Imigrantes ilegais

Hector Alvarado irritou-se quando sua filha, Asunción, manifestou interesse em fazer um teste de DNA para detectar possíveis anomalias genéticas.

- Esses testes são perfeitamente inúteis, mi hija! Mesmo supondo que não vão lhe dar um falso positivo, o que já seria bem ruim, caso acertem, o que você poderá fazer para evitar uma doença que está gravada nos seus genes?

- Mas eu posso ao menos me preparar, caso algum problema seja detectado, pai - argumentou a garota.

- O teste lhe dará, na melhor das hipóteses, uma probabilidade estatística de que algo errado pode acontecer; eles nunca garantem nada com 100% de certeza, até porque, as técnicas ainda não estão muito desenvolvidas. E a maioria desses laboratórios comerciais, que fazem testes de ancestralidade e coisas do gênero, vendem os seus dados para outros laboratórios, institutos de pesquisa, e até para o governo.

- Que interesse o governo tem em testes de DNA particulares, pai? - Questionou Asunción.

- Um banco de dados genético de toda a população do país, mi hija - argumentou Alvarado. - Legalmente, eles só podem coletar essa informação de acusados por crimes graves, mas se você, voluntariamente, fornece uma amostra do seu DNA para um laboratório qualquer, onde acha que ela vai parar depois?

- Bem... eu não tinha pensado nisso - admitiu Asunción.

- A maioria das pessoas não pára mesmo para pensar nisso - redarguiu Alvarado. - Ou mesmo, perde tempo lendo os contratos que assinam com esses laboratórios. Caso seu DNA vá parar nas mãos de terceiros, provavelmente não terá com quem reclamar - se ficar sabendo que isso aconteceu, o que acho difícil.

- É uma perspectiva assustadora - concordou ela.

- Muito mais assustadora se lembrar quem preside o país hoje em dia, - prosseguiu Alvarado - e o que ele declarou sobre colher amostras de DNA de todo imigrante que cruzar a fronteira. Imagine se isso for usado contra nós? Por exemplo, identificando parentes de imigrantes ilegais presos pela imigração, e deportando todos, em retaliação!
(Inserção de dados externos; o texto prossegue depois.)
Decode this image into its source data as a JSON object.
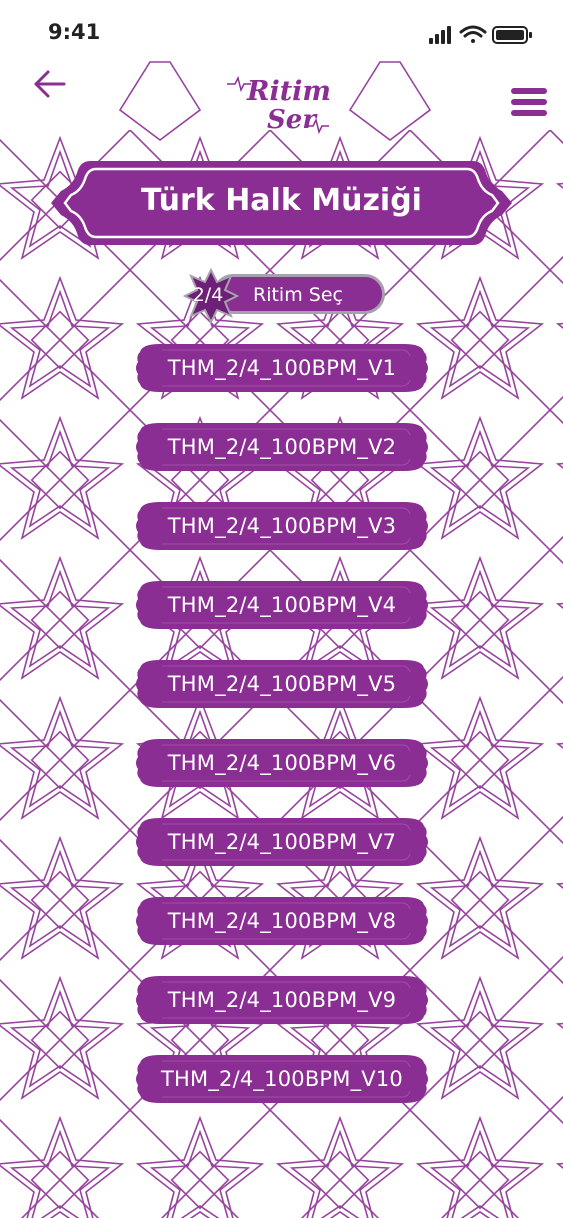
{
  "status_bar": {
    "time": "9:41"
  },
  "header": {
    "logo_line1": "Ritim",
    "logo_line2": "Ser"
  },
  "banner": {
    "title": "Türk Halk Müziği"
  },
  "selector": {
    "time_signature": "2/4",
    "label": "Ritim Seç"
  },
  "rhythms": [
    "THM_2/4_100BPM_V1",
    "THM_2/4_100BPM_V2",
    "THM_2/4_100BPM_V3",
    "THM_2/4_100BPM_V4",
    "THM_2/4_100BPM_V5",
    "THM_2/4_100BPM_V6",
    "THM_2/4_100BPM_V7",
    "THM_2/4_100BPM_V8",
    "THM_2/4_100BPM_V9",
    "THM_2/4_100BPM_V10"
  ],
  "colors": {
    "brand": "#8b2e93",
    "brand_dark": "#6e1f77",
    "pattern": "#8b2e93"
  }
}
- Que horror, pai! - Assustou-se a garota.

- É um horror bem próximo, pelo que podemos deduzir do noticiário - reforçou Alvarado.

- Está bem, pai, desisto de fazer o tal teste; pela segurança da nossa família - disse Asunción solenemente.
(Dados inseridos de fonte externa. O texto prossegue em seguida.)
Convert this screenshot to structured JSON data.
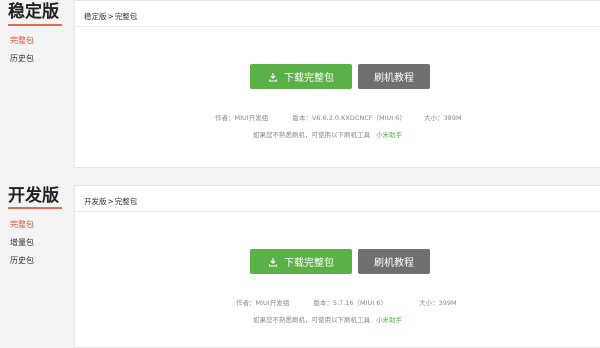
{
  "stable": {
    "title": "稳定版",
    "nav": [
      "完整包",
      "历史包"
    ],
    "breadcrumb": {
      "root": "稳定版",
      "sep": ">",
      "current": "完整包"
    },
    "download_label": "下载完整包",
    "guide_label": "刷机教程",
    "author": "作者：MIUI开发组",
    "version": "版本：V6.6.2.0.KXDCNCF（MIUI 6）",
    "size": "大小：389M",
    "hint": "如果您不熟悉刷机，可使用以下刷机工具",
    "tool_link": "小米助手"
  },
  "dev": {
    "title": "开发版",
    "nav": [
      "完整包",
      "增量包",
      "历史包"
    ],
    "breadcrumb": {
      "root": "开发版",
      "sep": ">",
      "current": "完整包"
    },
    "download_label": "下载完整包",
    "guide_label": "刷机教程",
    "author": "作者：MIUI开发组",
    "version": "版本：5.7.16（MIUI 6）",
    "size": "大小：399M",
    "hint": "如果您不熟悉刷机，可使用以下刷机工具",
    "tool_link": "小米助手"
  },
  "colors": {
    "accent": "#5bb048",
    "nav_active": "#e5533d",
    "underline": "#e56c4f",
    "guide_button": "#6f6f6f"
  },
  "icons": {
    "download": "download-icon"
  }
}
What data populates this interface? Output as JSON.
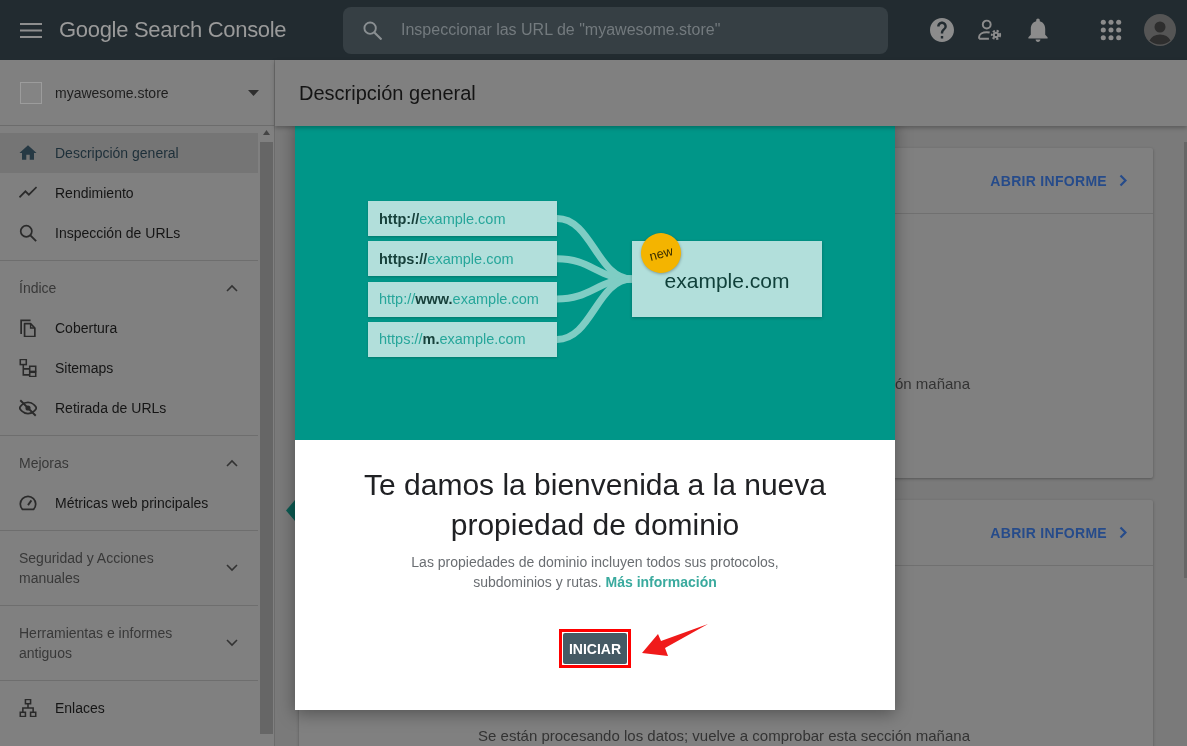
{
  "header": {
    "logo": "Google Search Console",
    "search": {
      "placeholder": "Inspeccionar las URL de \"myawesome.store\""
    }
  },
  "sidebar": {
    "property": "myawesome.store",
    "sections": [
      {
        "items": [
          {
            "label": "Descripción general",
            "selected": true
          },
          {
            "label": "Rendimiento",
            "selected": false
          },
          {
            "label": "Inspección de URLs",
            "selected": false
          }
        ]
      },
      {
        "title": "Índice",
        "expanded": true,
        "items": [
          {
            "label": "Cobertura",
            "selected": false
          },
          {
            "label": "Sitemaps",
            "selected": false
          },
          {
            "label": "Retirada de URLs",
            "selected": false
          }
        ]
      },
      {
        "title": "Mejoras",
        "expanded": true,
        "items": [
          {
            "label": "Métricas web principales",
            "selected": false
          }
        ]
      },
      {
        "title": "Seguridad y Acciones manuales",
        "expanded": false
      },
      {
        "title": "Herramientas e informes antiguos",
        "expanded": false
      },
      {
        "items": [
          {
            "label": "Enlaces",
            "selected": false
          }
        ]
      }
    ]
  },
  "main": {
    "title": "Descripción general",
    "cards": [
      {
        "link": "ABRIR INFORME",
        "message": "ón mañana"
      },
      {
        "link": "ABRIR INFORME",
        "message": "Se están procesando los datos; vuelve a comprobar esta sección mañana"
      }
    ]
  },
  "dialog": {
    "illustration": {
      "sources": [
        "**http://**example.com",
        "**https://**example.com",
        "http://**www.**example.com",
        "https://**m.**example.com"
      ],
      "target": "example.com",
      "badge": "new"
    },
    "title": "Te damos la bienvenida a la nueva propiedad de dominio",
    "description": "Las propiedades de dominio incluyen todos sus protocolos, subdominios y rutas.",
    "link": "Más información",
    "button": "INICIAR"
  }
}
- Assim que se fala, mi hija! Veja: você não precisa disso, nosso registro genético é perfeitamente saudável, e os Alvarado são conhecidos por sua longevidade.

- Me convenceu! - Afirmou a garota, rindo.

Depois que a filha saiu, Alvarado telefonou para seu compadre Quesada, de uma linha segura.

- Sabíamos que esse dia chegaria, e que iriam usar toda sorte de truque para tentarem nos localizar em meio à população de imigrantes do país - comentou Alvarado. - Essa das tais clínicas de DNA, é só mais uma da série.

- E quando você vai contar para Asunción que o nosso grupo familiar é... bem... diferente?

- Pela tradição, só posso fazer isso quando ela completar 18 anos e tiver a noção exata do que significa ser um de nós - replicou Alvarado. - Felizmente, este dia está chegando.

- O Dia da Responsabilidade - ponderou Quesada.

- O dia em que celebramos nossa vinda para este mundo - finalizou Alvarado.